La Fondation Abbé Pierre a présenté jeudi 28 janvier son rapport annuel sur le mal-logement. L'un des aspects qui y est présenté est le surpeuplement, qui s'est aggravé ces dernières années. Clique s'est intéressé à cette situation préoccupante.

En 1999 sortait l’album “Les Princes de la Ville” de 113. Sur ce premier projet du groupe de Vitry-sur-Seine, dans le titre qui donne son nom à l’album, Rim’K rappait : “On vit en HLM, les uns sur les autres, les lits superposés, on a jamais rien connu d’autre”. Une rime pleine d’amertume, au sens lourd, qui décrit une situation que de nombreuses personnes connaissent encore aujourd’hui en France.

Qu’est-ce qu’un logement normal ? Selon la définition de l’INSEE, “un logement auquel il manque une pièce est en situation de surpeuplement modéré. S’il manque deux pièces ou plus, il est en surpeuplement accentué”. Pour faire simple, un ménage a besoin d’au moins une pièce par couple ou par personne adulte. Les enfants peuvent cohabiter, mais seulement jusqu’à un certain âge. On comprend mieux ce que décrit le rappeur dans “Les Princes de la Ville”.

Vivre les uns sur les autres, c’est vivre dans cette situation de surpeuplement, modéré ou accentué.

Mais cette définition n’est pas ancrée, et c’est l’un des premiers problèmes rencontrés quand on s’intéresse à cette problématique. “Surpeuplement”, “surpopulation”, “sur-occupation” : selon les organismes, institutions ou personnes concernées, les mots changent. Le Code de la Sécurité Sociale, le Code de la Construction et de l’Habitation, ou encore les critères d’accessibilité à l’APL définissent déjà ce qui constitue un logement “décent”. La norme la plus courante est de 9m2 par personne, ou 16m2 pour un couple.

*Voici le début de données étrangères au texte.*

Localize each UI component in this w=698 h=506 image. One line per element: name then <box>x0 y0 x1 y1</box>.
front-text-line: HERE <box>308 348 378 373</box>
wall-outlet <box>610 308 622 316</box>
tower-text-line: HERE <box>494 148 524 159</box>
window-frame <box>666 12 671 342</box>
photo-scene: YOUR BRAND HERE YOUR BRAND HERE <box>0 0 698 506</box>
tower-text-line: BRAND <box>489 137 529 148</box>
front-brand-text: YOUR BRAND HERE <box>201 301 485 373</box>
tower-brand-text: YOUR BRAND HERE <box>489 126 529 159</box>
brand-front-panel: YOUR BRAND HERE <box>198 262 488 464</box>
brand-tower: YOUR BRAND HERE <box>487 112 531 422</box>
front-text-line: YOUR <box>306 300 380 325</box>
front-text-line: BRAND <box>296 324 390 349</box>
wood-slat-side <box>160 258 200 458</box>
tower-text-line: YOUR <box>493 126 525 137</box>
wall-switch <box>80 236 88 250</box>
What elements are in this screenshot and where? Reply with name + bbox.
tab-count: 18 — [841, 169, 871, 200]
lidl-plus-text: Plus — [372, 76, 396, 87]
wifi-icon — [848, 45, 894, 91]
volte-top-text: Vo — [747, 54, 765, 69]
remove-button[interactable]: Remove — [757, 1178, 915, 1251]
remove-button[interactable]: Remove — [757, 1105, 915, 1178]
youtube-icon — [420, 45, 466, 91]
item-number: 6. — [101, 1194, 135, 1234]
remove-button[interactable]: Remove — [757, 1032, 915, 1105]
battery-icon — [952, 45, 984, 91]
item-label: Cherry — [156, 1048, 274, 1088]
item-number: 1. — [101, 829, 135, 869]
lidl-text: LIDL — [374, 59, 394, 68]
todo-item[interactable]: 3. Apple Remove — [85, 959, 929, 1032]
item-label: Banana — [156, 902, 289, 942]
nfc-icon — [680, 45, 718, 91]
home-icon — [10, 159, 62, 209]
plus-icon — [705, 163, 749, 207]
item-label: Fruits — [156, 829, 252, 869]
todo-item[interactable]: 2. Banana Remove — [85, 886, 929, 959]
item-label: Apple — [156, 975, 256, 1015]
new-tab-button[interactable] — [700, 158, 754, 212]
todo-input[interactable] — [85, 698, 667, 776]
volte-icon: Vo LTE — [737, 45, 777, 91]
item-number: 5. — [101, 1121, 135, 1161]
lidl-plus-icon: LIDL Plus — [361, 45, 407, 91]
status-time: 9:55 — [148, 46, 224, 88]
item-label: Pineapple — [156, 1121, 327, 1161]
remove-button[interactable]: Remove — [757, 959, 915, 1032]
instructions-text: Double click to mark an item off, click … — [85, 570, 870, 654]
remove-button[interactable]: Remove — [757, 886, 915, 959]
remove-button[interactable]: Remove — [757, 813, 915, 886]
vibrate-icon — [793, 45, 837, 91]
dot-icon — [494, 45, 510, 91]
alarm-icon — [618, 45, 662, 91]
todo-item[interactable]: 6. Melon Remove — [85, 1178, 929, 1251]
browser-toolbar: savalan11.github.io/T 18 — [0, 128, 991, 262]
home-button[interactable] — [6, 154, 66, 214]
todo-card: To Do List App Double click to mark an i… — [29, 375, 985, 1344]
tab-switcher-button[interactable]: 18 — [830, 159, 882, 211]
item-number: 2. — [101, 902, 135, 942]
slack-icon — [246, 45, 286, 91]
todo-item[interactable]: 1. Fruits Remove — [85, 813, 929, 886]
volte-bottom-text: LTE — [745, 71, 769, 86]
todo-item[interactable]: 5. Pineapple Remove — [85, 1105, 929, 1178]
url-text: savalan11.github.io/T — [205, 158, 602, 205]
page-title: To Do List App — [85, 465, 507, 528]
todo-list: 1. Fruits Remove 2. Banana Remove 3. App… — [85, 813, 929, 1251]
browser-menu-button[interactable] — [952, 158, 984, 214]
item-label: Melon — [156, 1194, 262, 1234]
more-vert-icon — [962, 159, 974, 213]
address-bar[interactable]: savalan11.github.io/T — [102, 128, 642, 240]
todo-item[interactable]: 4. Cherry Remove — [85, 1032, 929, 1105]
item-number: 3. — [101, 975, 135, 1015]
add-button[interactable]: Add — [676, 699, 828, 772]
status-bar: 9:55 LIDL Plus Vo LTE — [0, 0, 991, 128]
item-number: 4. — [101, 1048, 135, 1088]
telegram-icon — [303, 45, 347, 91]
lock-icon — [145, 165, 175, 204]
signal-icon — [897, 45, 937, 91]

Le surpeuplement touche aujourd’hui 1 273 ménages en France, 218 000 d’entre eux étant en situation de surpeuplement accentué. C’est près de 934 000 personnes, selon le dernier rapport sur le mal logement de la Fondation Abbé Pierre. Presque 1 million de personnes qui vivent les uns sur les autres. La question de la répartition géographique de ce surpeuplement est intéressante, mais compliquée, et fortement liée à la croissance démographique urbaine. Pour Fabrice Boudjaaba, chargé de recherche au CNRS, cette dernière passe par les banlieues depuis au moins 50 ans. Mais pas de manière alarmante.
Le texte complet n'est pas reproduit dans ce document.